Check out this picture of a data center from Wikipedia. I know these spaces very well indeed:
Data Center (from Wikipedia)
And to be clear, just because these reference architectures exist (and can be deployed – or, installed ) that does not mean an organization is restricted to specific designs. There’s a toolbox from which you can pull what you need, designing custom solutions.
So, perhaps now you can understand why Disney, for example, when deciding to build a content delivery platform, chose to create it using a cloud platform – which enables rapid deployment and elastic response instead of creating their own infrastructure which they’d have to manage.
Of course, this comes with a price (and I’m not just talking about cash money).
Computer Power is Power and the Concentration of that Power is Hyper Power
Now we get to the meat of the argument which I’ll bullet point for clarity:
Computer power is power (indeed, it is one of the critical command and control elements of modern capitalist activity)
The concentration of computer power into fewer hands has both operational and political consequences (the operational consequences were on display during the 8 December AWS outage – yeah, I’m calling it an outage cloud partisans, deal)
The political consequences of the concentration of computer power is the creation of critical infrastructure in private hands – a super structure of technical capability that surrounds the power of other elements of capitalist relationships.
To illustrate what I mean, consider this simple diagram which shows how computer capacity has traditionally been distributed:
Note how every company, with its own data center, is a self-contained world of computing power. The cloud era introduces this situation:
Note the common dependency on a service provider. The cloud savvy in the audience will now shout, in near unison: ‘but if organizations follow good architectural principles and distribute their workloads across regions within the same cloud provider for resiliency and fault tolerance (yes, we talk this way) there wouldn’t be an outage!’
AWS Global Infrastructure Map Showing (approximate) Data Center Locations
From a purely technical perspective, the possibility of minimizing (or perhaps even avoiding) service disruption by designing an application – for example, a streaming service – to come from a variety of infrastructural locations, while true, entirely misses the point…

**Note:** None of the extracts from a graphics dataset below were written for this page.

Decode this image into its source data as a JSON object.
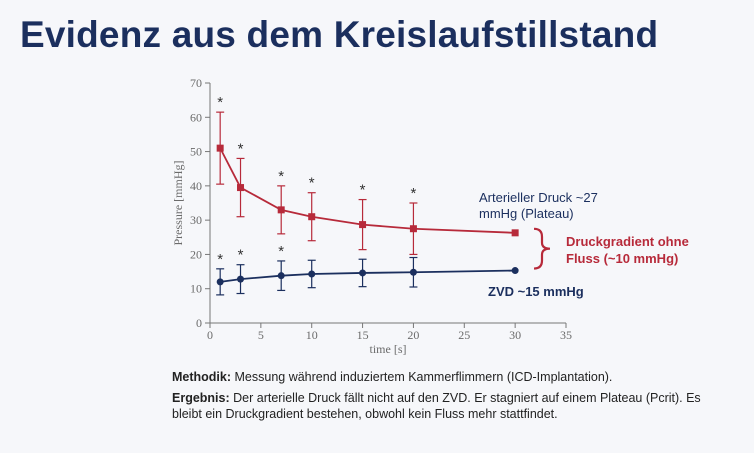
{
  "title": "Evidenz aus dem Kreislaufstillstand",
  "colors": {
    "title": "#1b2f5e",
    "arterial": "#b72a3a",
    "zvd": "#1b2f5e",
    "axis": "#777777"
  },
  "chart_data": {
    "type": "line",
    "xlabel": "time [s]",
    "ylabel": "Pressure [mmHg]",
    "xlim": [
      0,
      35
    ],
    "ylim": [
      0,
      70
    ],
    "xticks": [
      0,
      5,
      10,
      15,
      20,
      25,
      30,
      35
    ],
    "yticks": [
      0,
      10,
      20,
      30,
      40,
      50,
      60,
      70
    ],
    "grid": false,
    "series": [
      {
        "key": "arterial",
        "x": [
          1,
          3,
          7,
          10,
          15,
          20,
          30
        ],
        "y": [
          51,
          39.5,
          33,
          31,
          28.7,
          27.5,
          26.3
        ],
        "err": [
          10.5,
          8.5,
          7,
          7,
          7.3,
          7.5,
          0
        ],
        "marker": "square",
        "significant": [
          true,
          true,
          true,
          true,
          true,
          true,
          false
        ]
      },
      {
        "key": "zvd",
        "x": [
          1,
          3,
          7,
          10,
          15,
          20,
          30
        ],
        "y": [
          12,
          12.8,
          13.8,
          14.3,
          14.6,
          14.8,
          15.3
        ],
        "err": [
          3.8,
          4.2,
          4.3,
          4,
          4,
          4.3,
          0
        ],
        "marker": "circle",
        "significant": [
          true,
          true,
          true,
          false,
          false,
          false,
          false
        ]
      }
    ],
    "significance_symbol": "*",
    "annotations": {
      "arterial_line1": "Arterieller Druck ~27",
      "arterial_line2": "mmHg (Plateau)",
      "gradient_line1": "Druckgradient ohne",
      "gradient_line2": "Fluss (~10 mmHg)",
      "zvd": "ZVD ~15 mmHg"
    }
  },
  "notes": {
    "method_label": "Methodik:",
    "method_text": " Messung während induziertem Kammerflimmern (ICD-Implantation).",
    "result_label": "Ergebnis:",
    "result_text": " Der arterielle Druck fällt nicht auf den ZVD. Er stagniert auf einem Plateau (Pcrit). Es bleibt ein Druckgradient bestehen, obwohl kein Fluss mehr stattfindet."
  }
}
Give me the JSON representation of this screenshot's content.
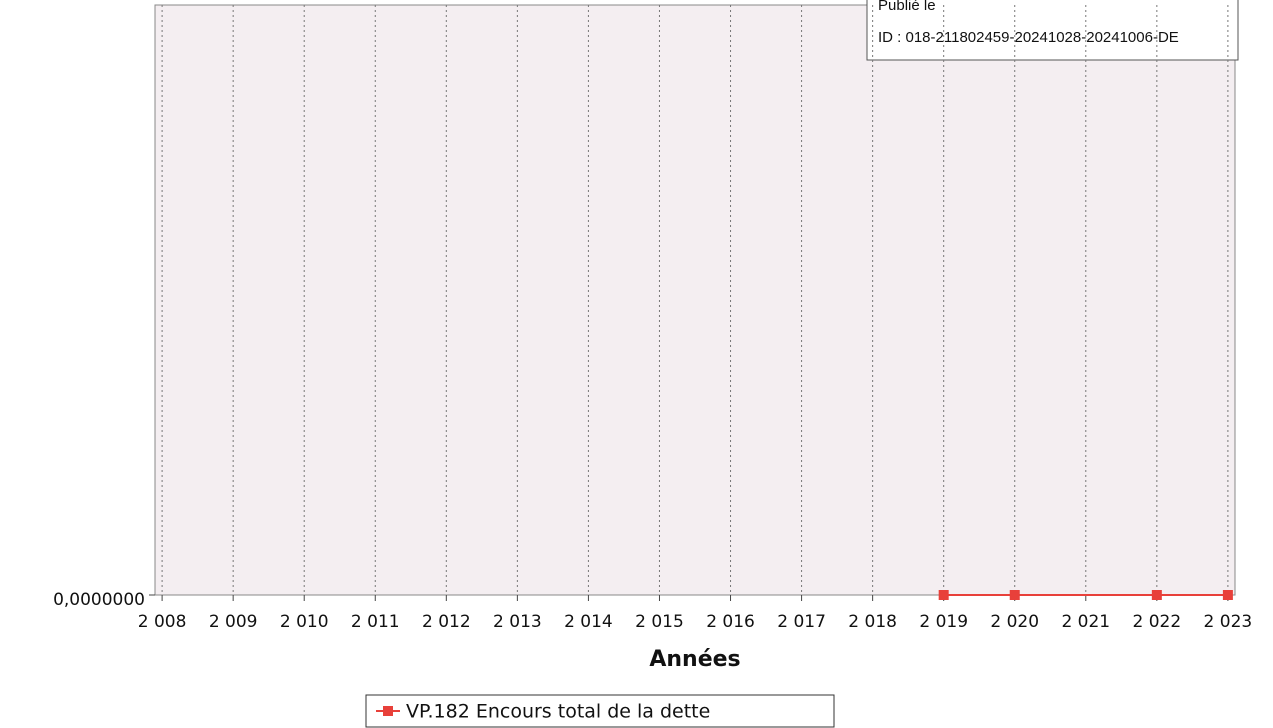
{
  "chart_data": {
    "type": "line",
    "xlabel": "Années",
    "x": [
      2019,
      2020,
      2022,
      2023
    ],
    "series": [
      {
        "name": "VP.182 Encours total de la dette",
        "color": "#e8403a",
        "values": [
          0,
          0,
          0,
          0
        ]
      }
    ],
    "xlim": [
      2007.9,
      2023.1
    ],
    "xticks": [
      {
        "value": 2008,
        "label": "2 008"
      },
      {
        "value": 2009,
        "label": "2 009"
      },
      {
        "value": 2010,
        "label": "2 010"
      },
      {
        "value": 2011,
        "label": "2 011"
      },
      {
        "value": 2012,
        "label": "2 012"
      },
      {
        "value": 2013,
        "label": "2 013"
      },
      {
        "value": 2014,
        "label": "2 014"
      },
      {
        "value": 2015,
        "label": "2 015"
      },
      {
        "value": 2016,
        "label": "2 016"
      },
      {
        "value": 2017,
        "label": "2 017"
      },
      {
        "value": 2018,
        "label": "2 018"
      },
      {
        "value": 2019,
        "label": "2 019"
      },
      {
        "value": 2020,
        "label": "2 020"
      },
      {
        "value": 2021,
        "label": "2 021"
      },
      {
        "value": 2022,
        "label": "2 022"
      },
      {
        "value": 2023,
        "label": "2 023"
      }
    ],
    "ylim": [
      0,
      1
    ],
    "yticks": [
      {
        "value": 0,
        "label": "0,0000000"
      }
    ],
    "grid": true,
    "legend": "bottom",
    "annotations": [
      "Publié le",
      "ID : 018-211802459-20241028-20241006-DE"
    ]
  }
}
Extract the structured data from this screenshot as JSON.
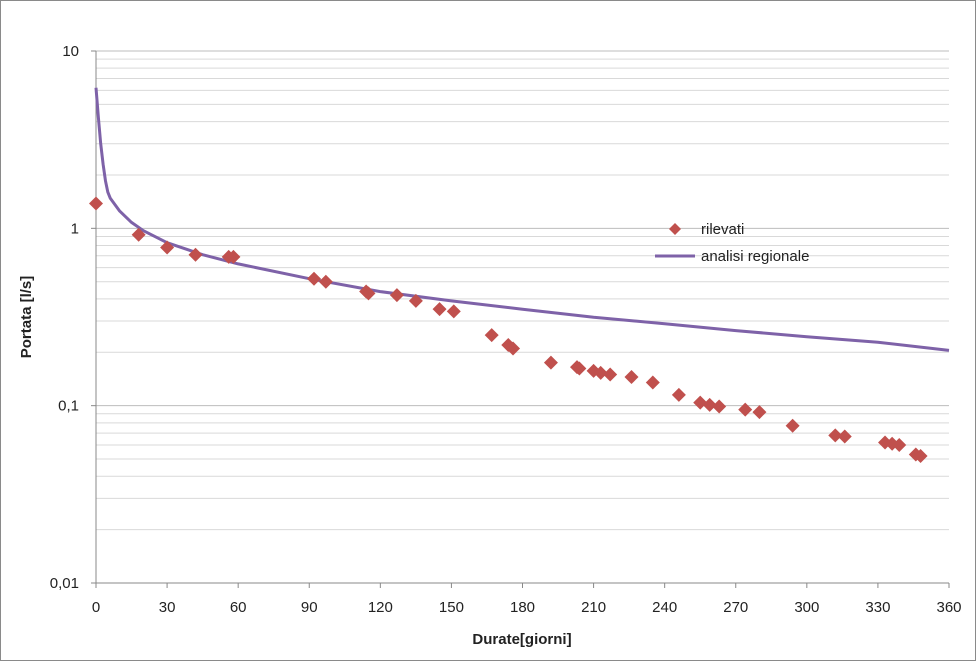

Which is that the cloud era represents the shift of a key element of power from a broadly distributed collection of organizations to, increasingly, a few North American cloud providers.
This has broader implications which I explore in greater detail in my Logic Magazine piece.
UPDATE 11 Dec
Amazon has posted an explanation (which, in the industry is known as a root cause analysis) explaining the outage. I’ll be digging into this in detail soon.